Wayne and Elizabeth Gilham bought a used 43-foot centercockpit sailboat in 1998 as a long-distance cruiser to take their family on a dream voyage to the Bahamas and beyond. Since then, the sailboat has morphed from a boat for four to what the couple considers the perfect retirement boat for two.
“We originally wanted to take a year off and cruise with our teenage son and daughter,” says Wayne Gilham, 62, a yacht broker from Gig Harbor, Wash. “So we needed a real cruising boat with plenty of room for all of us. It was a challenge.”
Yacht broker Ed Morris of Yacht Net in Annapolis, Md., where the Gilhams lived at the time, recommended the Irwin 43, one of Ted Irwin’s many successful designs. The couple looked at a 1985 Irwin 43 Mk II, an updated version of the popular model from the 1970s. “We were looking at 36- and 38-footers, and this seemed so big,” says Gilham. “But it had all the Irwin amenities: lots of storage, a separate shower stall, three sleeping areas and a good separate galley. I didn’t know Irwins at the time but understood it had a reputation as a good sea boat.”
The couple kept looking but kept coming back to the Irwin. “It was in good shape. It hadn’t been sailed very hard over the years, and the engine had only 500 hours on it after 13 years,” he says.
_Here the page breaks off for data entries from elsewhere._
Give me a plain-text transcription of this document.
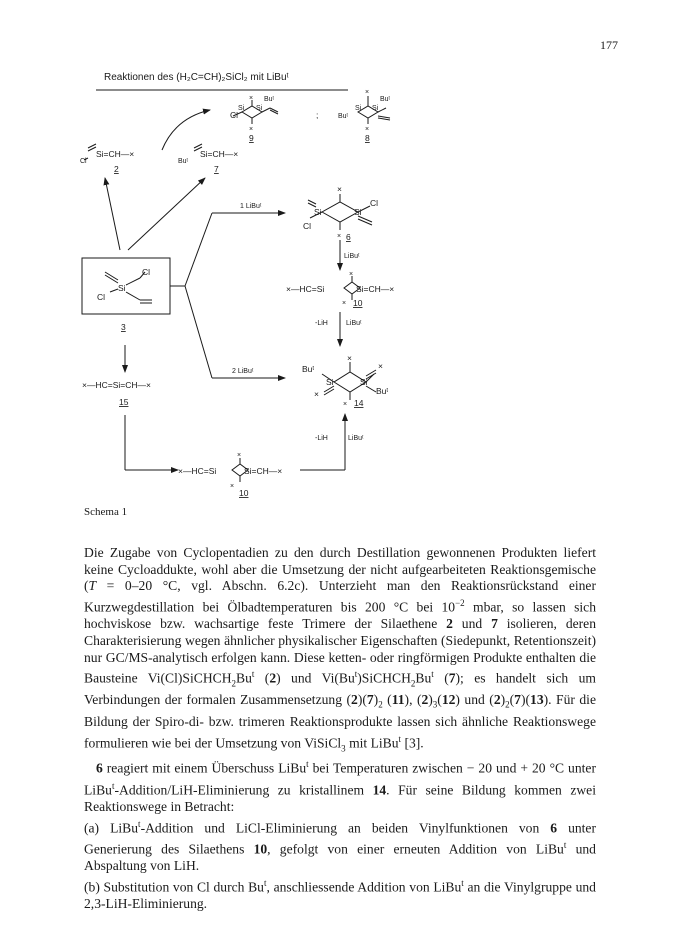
177
Reaktionen des (H₂C=CH)₂SiCl₂ mit LiBuᵗ
Cl
Si Si
Buᵗ
×
×
9
;	Buᵗ
Si Si
Buᵗ
×
×
8
Cl
Si=CH—×
2
Buᵗ
Si=CH—×
7
Cl
Si
Cl
3
1 LiBuᵗ
Cl
Si	Si
Cl
×
× 6
LiBuᵗ
×—HC=Si	Si=CH—×
×
× 10
-LiH	LiBuᵗ
2 LiBuᵗ	Buᵗ
Si	Si
Buᵗ
×
×
×
× 14
-LiH	LiBuᵗ
×—HC=Si=CH—×
15
×—HC=Si	Si=CH—×
×
×
10
Schema 1

Die Zugabe von Cyclopentadien zu den durch Destillation gewonnenen Produkten liefert keine Cycloaddukte, wohl aber die Umsetzung der nicht aufgearbeiteten Reaktionsgemische (T = 0–20 °C, vgl. Abschn. 6.2c). Unterzieht man den Reaktionsrückstand einer Kurzwegdestillation bei Ölbadtemperaturen bis 200 °C bei $10^{-2}$ mbar, so lassen sich hochviskose bzw. wachsartige feste Trimere der Silaethene 2 und 7 isolieren, deren Charakterisierung wegen ähnlicher physikalischer Eigenschaften (Siedepunkt, Retentionszeit) nur GC/MS-analytisch erfolgen kann. Diese ketten- oder ringförmigen Produkte enthalten die Bausteine $Vi(Cl)SiCHCH_2Bu^t$ (2) und $Vi(Bu^t)SiCHCH_2Bu^t$ (7); es handelt sich um Verbindungen der formalen Zusammensetzung $(2)(7)_2$ (11), $(2)_3(12)$ und $(2)_2(7)(13)$. Für die Bildung der Spiro-di- bzw. trimeren Reaktionsprodukte lassen sich ähnliche Reaktionswege formulieren wie bei der Umsetzung von ViSiCl$_3$ mit LiBu$^t$ [3].

6 reagiert mit einem Überschuss LiBu$^t$ bei Temperaturen zwischen − 20 und + 20 °C unter LiBu$^t$-Addition/LiH-Eliminierung zu kristallinem 14. Für seine Bildung kommen zwei Reaktionswege in Betracht:

(a) LiBu$^t$-Addition und LiCl-Eliminierung an beiden Vinylfunktionen von 6 unter Generierung des Silaethens 10, gefolgt von einer erneuten Addition von LiBu$^t$ und Abspaltung von LiH.

(b) Substitution von Cl durch Bu$^t$, anschliessende Addition von LiBu$^t$ an die Vinylgruppe und 2,3-LiH-Eliminierung.
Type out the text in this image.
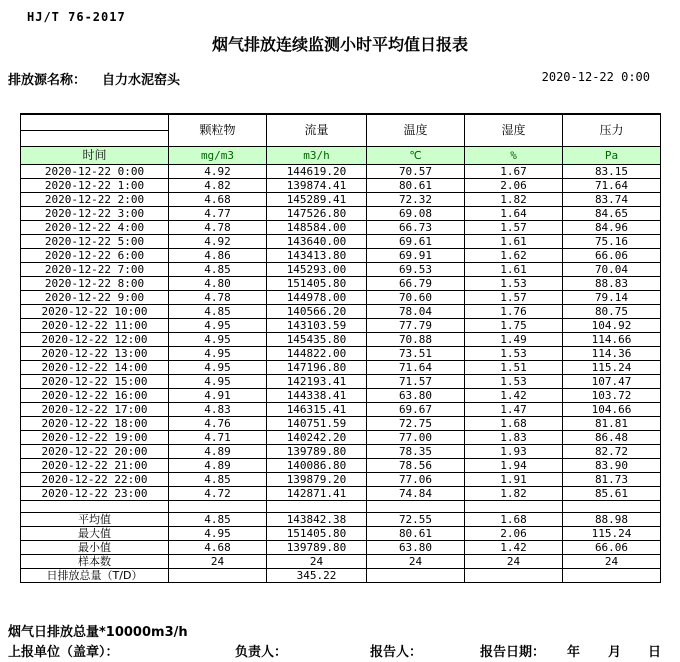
HJ/T 76-2017
烟气排放连续监测小时平均值日报表
排放源名称： 自力水泥窑头	2020-12-22 0:00
	颗粒物	流量	温度	湿度	压力

时间	mg/m3	m3/h	℃	%	Pa
2020-12-22 0:00	4.92	144619.20	70.57	1.67	83.15
2020-12-22 1:00	4.82	139874.41	80.61	2.06	71.64
2020-12-22 2:00	4.68	145289.41	72.32	1.82	83.74
2020-12-22 3:00	4.77	147526.80	69.08	1.64	84.65
2020-12-22 4:00	4.78	148584.00	66.73	1.57	84.96
2020-12-22 5:00	4.92	143640.00	69.61	1.61	75.16
2020-12-22 6:00	4.86	143413.80	69.91	1.62	66.06
2020-12-22 7:00	4.85	145293.00	69.53	1.61	70.04
2020-12-22 8:00	4.80	151405.80	66.79	1.53	88.83
2020-12-22 9:00	4.78	144978.00	70.60	1.57	79.14
2020-12-22 10:00	4.85	140566.20	78.04	1.76	80.75
2020-12-22 11:00	4.95	143103.59	77.79	1.75	104.92
2020-12-22 12:00	4.95	145435.80	70.88	1.49	114.66
2020-12-22 13:00	4.95	144822.00	73.51	1.53	114.36
2020-12-22 14:00	4.95	147196.80	71.64	1.51	115.24
2020-12-22 15:00	4.95	142193.41	71.57	1.53	107.47
2020-12-22 16:00	4.91	144338.41	63.80	1.42	103.72
2020-12-22 17:00	4.83	146315.41	69.67	1.47	104.66
2020-12-22 18:00	4.76	140751.59	72.75	1.68	81.81
2020-12-22 19:00	4.71	140242.20	77.00	1.83	86.48
2020-12-22 20:00	4.89	139789.80	78.35	1.93	82.72
2020-12-22 21:00	4.89	140086.80	78.56	1.94	83.90
2020-12-22 22:00	4.85	139879.20	77.06	1.91	81.73
2020-12-22 23:00	4.72	142871.41	74.84	1.82	85.61

平均值	4.85	143842.38	72.55	1.68	88.98
最大值	4.95	151405.80	80.61	2.06	115.24
最小值	4.68	139789.80	63.80	1.42	66.06
样本数	24	24	24	24	24
日排放总量（T/D）		345.22			
烟气日排放总量*10000m3/h
上报单位（盖章）：	负责人：	报告人：	报告日期： 年 月 日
The Gilhams bought the boat for around $90,000. The parents used the big aft cabin, with its en-suite head, and the teenagers bunked in the forward cabin and quarter berth bunks, sharing the forward head.
With the cruise completed, the Gilhams decided to put the Irwin up for sale, but it didn’t move.
“There were several other Irwins out there at that time, and it was a down market in general,” says Gilham. So they kept it. “We realized at one point that we had already bought our retirement vessel,” he says.
They moved to Gig Harbor, where Gilham became a yacht broker, and now call the Pacific Northwest their home waters. “We typically spend several weeks going north, as West Coast sailors do,” he says. “We head for the Canadian islands.”
The cruising conditions are a bit different in the Northwest, with a lot of light-air work, says Gilham. “We do the majority of our cruising by motor,” he says. “We went out for five weeks and only had five really good days of sailing. That’s just the way it is in the Pacific Northwest — there’s either no wind or it’s on your nose. Fortunately, the boat motors very well.”
Hakuna Matata still runs on its original 56-hp Perkins 4-154 Series 200 diesel. “In 2,000 hours, it’s been problem- free,” says Gilham. Cruising speed is 7.1 knots at 2,800 rpm, and fuel use is about 1.7 gallons per hour. “As a sea boat, we consider her stiff and quite stable,” says Gilham. “The flared bow rises to the seas, and that helps keep the deck dry. She does hobbyhorse a bit in rough seas, but she never pounds, because of her deep forefoot.”
The centerboard is not only helpful in shoal waters, but it helps balance the boat. “You can move the center of lateral resistance fore and aft to counter the center of effort of the sails,” says Gilham. “She seems to take any combination of sails well.” The center cockpit is large and set low, so occupants feel a gentle motion in high seas. The Gilhams mounted a hardtop dodger with a Plexiglas windscreen to protect the cockpit. “It’s virtually invisible and it’s delightful — nice and warm in cold weather,” he says. “Eventually, we’ll enclose the rest of the cockpit with canvas.”
The deck has high bulwarks for a “real sense of safety,” says Gilham. “It has wide side decks, and the shrouds run into the cap rail, so it’s easy to move about.”
So far, the two cruisers have gotten as far north as Desolation Sound, at the north end of British Columbia’s so-called Sunshine Coast. Further destinations beckon. “I have yet to find a boat that gives us the comfort, space, brightness, the solid construction and ease of handling for two people that this boat does,” says Gilham. “We love it. It’s a winner.”
Designed for bluewater cruising, the Irwin 43 Mk II shows a sturdy profile. The tall bow is flared to shed seas, and freeboard is ample. Below the waterline, the deep forefoot is joined to a shallow fin keel, which houses the centerboard. (A deeper keel without the centerboard was available.) Ballast is 7,000 to 8,000 pounds. The spade rudder is skeg-mounted.
On deck, the Irwin 43 Mk II carries a high-aspect cutter rig with twin headstays, giving the boat a variety of sail combinations. There’s also a sloop-rigged version. The large, open foredeck and wide side decks leave plenty of room for sail handling and anchor work. The center cockpit is mounted well abaft the trunk cabin and sits relatively low.
Below, starting at the stern, the aft master cabin is equipped with an adjacent head with a separate shower compartment. Over/under berths are placed to port alongside the cockpit companionway. The saloon has seating to starboard and an L-shaped settee/ dining area to port. The galley down is to starboard beside the companionway. There’s a forward cabin closed off behind the saloon bulkhead, with a V-berth and its own adjacent head and shower.